Hamlet di William Shakespeare prende forma e vita al Piccolo Teatro di Milano grazie all’attenta e preziosa regia di Antonio Latella. Ad interpretare il ruolo del tormentato principe di Danimarca, c’è Federica Rosellini. Con forza, coraggio ed incisività, l’attrice racconta e plasma la storia di un essere umano. E così l’Hamlet del XXI secolo vive ed agisce oltre la sessualità. La distinzione tra donna ed uomo è oltrepassata, con naturalezza. Da sempre, Federica Rosellini conosce e riconosce le storie che incontra, le racconta, donandogli corpo e voce.
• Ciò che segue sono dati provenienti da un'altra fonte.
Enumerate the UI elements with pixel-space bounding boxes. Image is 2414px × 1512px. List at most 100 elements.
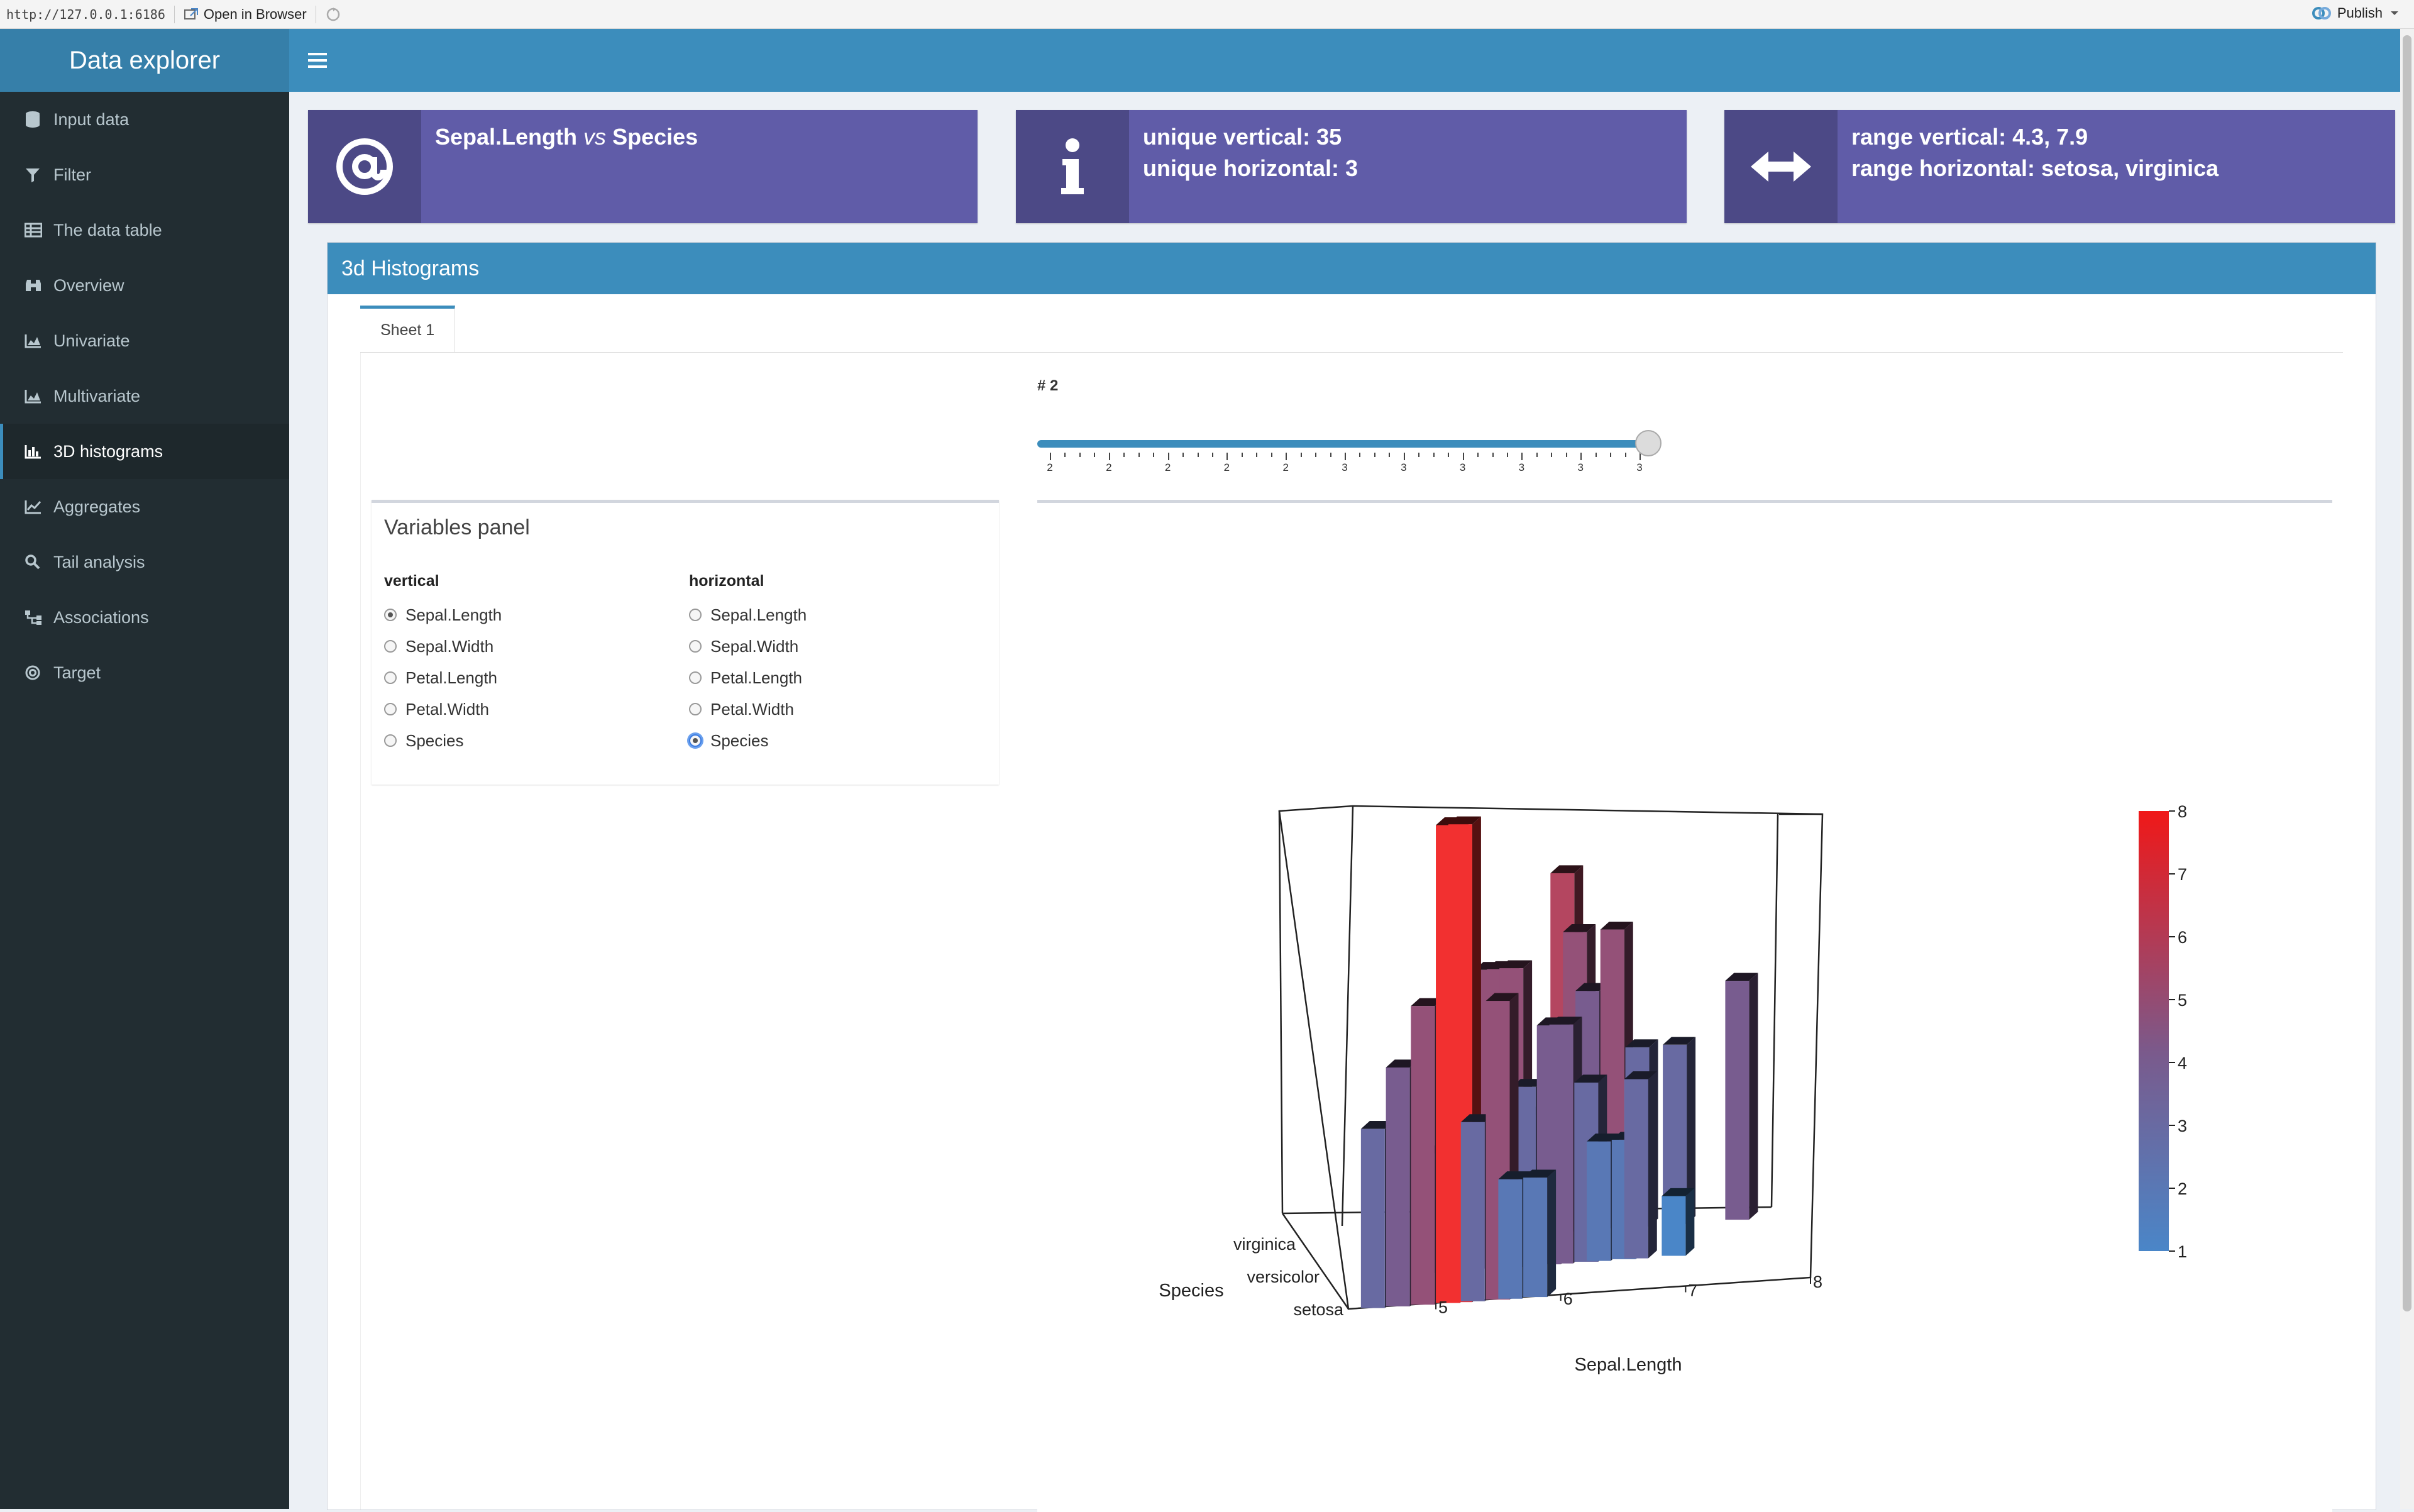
radio-checked-icon[interactable] (689, 734, 702, 747)
radio-unchecked-icon[interactable] (689, 703, 702, 715)
sidebar-item-label: Univariate (53, 331, 130, 350)
radio-unchecked-icon[interactable] (689, 671, 702, 684)
info-box-text: Sepal.Length vs Species (421, 110, 712, 223)
colorbar-tick-label: 7 (2178, 865, 2187, 884)
slider-tick-label: 3 (1518, 461, 1525, 473)
slider-track[interactable] (1037, 440, 1652, 448)
slider-minor-tick (1595, 453, 1597, 457)
bar-versicolor-11 (1662, 1188, 1695, 1256)
radio-unchecked-icon[interactable] (689, 609, 702, 621)
sidebar-item-aggregates[interactable]: Aggregates (0, 479, 289, 534)
colorbar-tick-label: 5 (2178, 991, 2187, 1010)
radio-horizontal-petal-length[interactable]: Petal.Length (689, 662, 807, 693)
radio-label: Species (710, 731, 769, 750)
bar-versicolor-10 (1624, 1071, 1657, 1259)
slider-minor-tick (1270, 453, 1272, 457)
sidebar-item-label: Overview (53, 275, 124, 295)
x-axis-ticks: 5 6 7 8 (1435, 1272, 1822, 1317)
slider-minor-tick (1315, 453, 1317, 457)
sidebar-item-3d-histograms[interactable]: 3D histograms (0, 424, 289, 479)
sidebar-item-target[interactable]: Target (0, 645, 289, 700)
slider-minor-tick (1123, 453, 1125, 457)
page-scrollbar[interactable] (2400, 29, 2414, 1509)
range-vertical: range vertical: 4.3, 7.9 (1851, 124, 2088, 150)
publish-button[interactable]: Publish (2311, 4, 2400, 23)
slider-minor-tick (1153, 453, 1155, 457)
radio-horizontal-sepal-length[interactable]: Sepal.Length (689, 599, 807, 631)
plot-area: 5 6 7 8 setosa versicolor virginica Sepal.Len… (1037, 500, 2332, 1512)
slider-minor-tick (1610, 453, 1612, 457)
app-logo[interactable]: Data explorer (0, 29, 289, 92)
slider-minor-tick (1551, 453, 1553, 457)
tab-bar: Sheet 1 (360, 306, 2343, 353)
slider-minor-tick (1565, 453, 1567, 457)
sidebar-item-label: The data table (53, 220, 162, 240)
radio-vertical-sepal-length[interactable]: Sepal.Length (384, 599, 502, 631)
radio-horizontal-petal-width[interactable]: Petal.Width (689, 693, 807, 725)
refresh-icon[interactable] (325, 6, 341, 23)
scrollbar-thumb[interactable] (2403, 35, 2411, 1311)
x-tick-label: 6 (1563, 1289, 1573, 1308)
sidebar-item-label: Target (53, 663, 101, 682)
sidebar-item-univariate[interactable]: Univariate (0, 313, 289, 368)
radio-checked-icon[interactable] (384, 609, 397, 621)
slider-tick (1167, 453, 1169, 460)
slider-tick-label: 3 (1401, 461, 1407, 473)
radio-horizontal-species[interactable]: Species (689, 725, 807, 756)
sidebar-item-input-data[interactable]: Input data (0, 92, 289, 147)
y-tick-label: virginica (1233, 1235, 1296, 1254)
slider-minor-tick (1138, 453, 1140, 457)
vertical-radio-group: vertical Sepal.Length Sepal.Width Petal.Le… (384, 572, 502, 756)
radio-label: Sepal.Length (405, 605, 502, 624)
slider-tick-label: 3 (1636, 461, 1643, 473)
open-in-browser-button[interactable]: Open in Browser (184, 6, 307, 23)
slider-tick (1345, 453, 1346, 460)
unique-vertical: unique vertical: 35 (1143, 124, 1342, 150)
sidebar-item-overview[interactable]: Overview (0, 258, 289, 313)
slider-tick-label: 2 (1047, 461, 1053, 473)
sidebar-item-multivariate[interactable]: Multivariate (0, 368, 289, 424)
x-tick-label: 7 (1688, 1281, 1697, 1300)
vs-label: vs (583, 124, 607, 150)
x-tick-label: 5 (1438, 1298, 1448, 1317)
url-text[interactable]: http://127.0.0.1:6186 (6, 6, 165, 22)
sidebar-item-filter[interactable]: Filter (0, 147, 289, 202)
colorbar-tick-label: 1 (2178, 1242, 2187, 1261)
x-tick-label: 8 (1813, 1272, 1822, 1291)
y-axis-title: Species (1159, 1281, 1223, 1301)
radio-vertical-petal-length[interactable]: Petal.Length (384, 662, 502, 693)
y-tick-label: setosa (1293, 1300, 1344, 1319)
histogram-3d-chart: 5 6 7 8 setosa versicolor virginica Sepal.Len… (1159, 802, 2187, 1375)
slider[interactable]: 2 2 2 2 2 3 3 3 3 3 3 (1037, 428, 1662, 490)
radio-vertical-species[interactable]: Species (384, 725, 502, 756)
slider-minor-tick (1064, 453, 1066, 457)
sidebar-item-tail-analysis[interactable]: Tail analysis (0, 534, 289, 590)
bar-chart-icon (25, 444, 53, 459)
hamburger-icon[interactable] (308, 48, 327, 73)
radio-vertical-sepal-width[interactable]: Sepal.Width (384, 631, 502, 662)
sidebar-item-the-data-table[interactable]: The data table (0, 202, 289, 258)
chevron-down-icon (2391, 11, 2398, 15)
radio-unchecked-icon[interactable] (384, 640, 397, 653)
bullseye-icon (25, 665, 53, 681)
arrows-horizontal-icon (1724, 110, 1838, 223)
sidebar-item-associations[interactable]: Associations (0, 590, 289, 645)
x-axis-title: Sepal.Length (1575, 1355, 1682, 1375)
radio-unchecked-icon[interactable] (384, 734, 397, 747)
area-chart-icon (25, 333, 53, 348)
slider-handle[interactable] (1635, 430, 1662, 456)
y-axis-ticks: setosa versicolor virginica (1233, 1235, 1344, 1319)
slider-minor-tick (1624, 453, 1626, 457)
table-icon (25, 223, 53, 238)
radio-unchecked-icon[interactable] (384, 703, 397, 715)
tab-sheet-1[interactable]: Sheet 1 (360, 306, 456, 352)
radio-vertical-petal-width[interactable]: Petal.Width (384, 693, 502, 725)
slider-tick (1403, 453, 1405, 460)
radio-label: Sepal.Width (710, 636, 799, 656)
radio-horizontal-sepal-width[interactable]: Sepal.Width (689, 631, 807, 662)
radio-unchecked-icon[interactable] (689, 640, 702, 653)
top-header (289, 29, 2414, 92)
horizontal-radio-group: horizontal Sepal.Length Sepal.Width Petal.… (689, 572, 807, 756)
browser-toolbar: http://127.0.0.1:6186 Open in Browser Pu… (0, 0, 2414, 29)
radio-unchecked-icon[interactable] (384, 671, 397, 684)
E poi, le attraversa, con naturalezza e precisione in un viaggio profondo attraverso gli abissi dell’anima.

Quando hai accettato di portare sul palcoscenico “Hamlet”, cosa ti ha affascinato maggiormente di questo progetto?

Ho trovato bellissimo il modo in cui ci siamo posti per raccontare questa storia. Non ci siamo posti la questione di genere. Abbiamo voluto raccontare un essere umano. Andiamo al di là delle distinzioni di genere. Nel mondo reale, stiamo lottando per tutto questo. Non sono una donna che recita in un ruolo maschile, ma un’attrice che interpreta un personaggio e prende su di sé le parole, che sono state attribuite ad un uomo. Come afferma Antonio Latella: “le parole non hanno sesso”. Credo che sia interessante vedere come un testo del genere abbia anche una forma di misoginia al suo interno. Mostriamo come quelle parole, spesso maschiliste, pronunciate da una donna, risultino con un’altra luce. Questo spettacolo è affascinante.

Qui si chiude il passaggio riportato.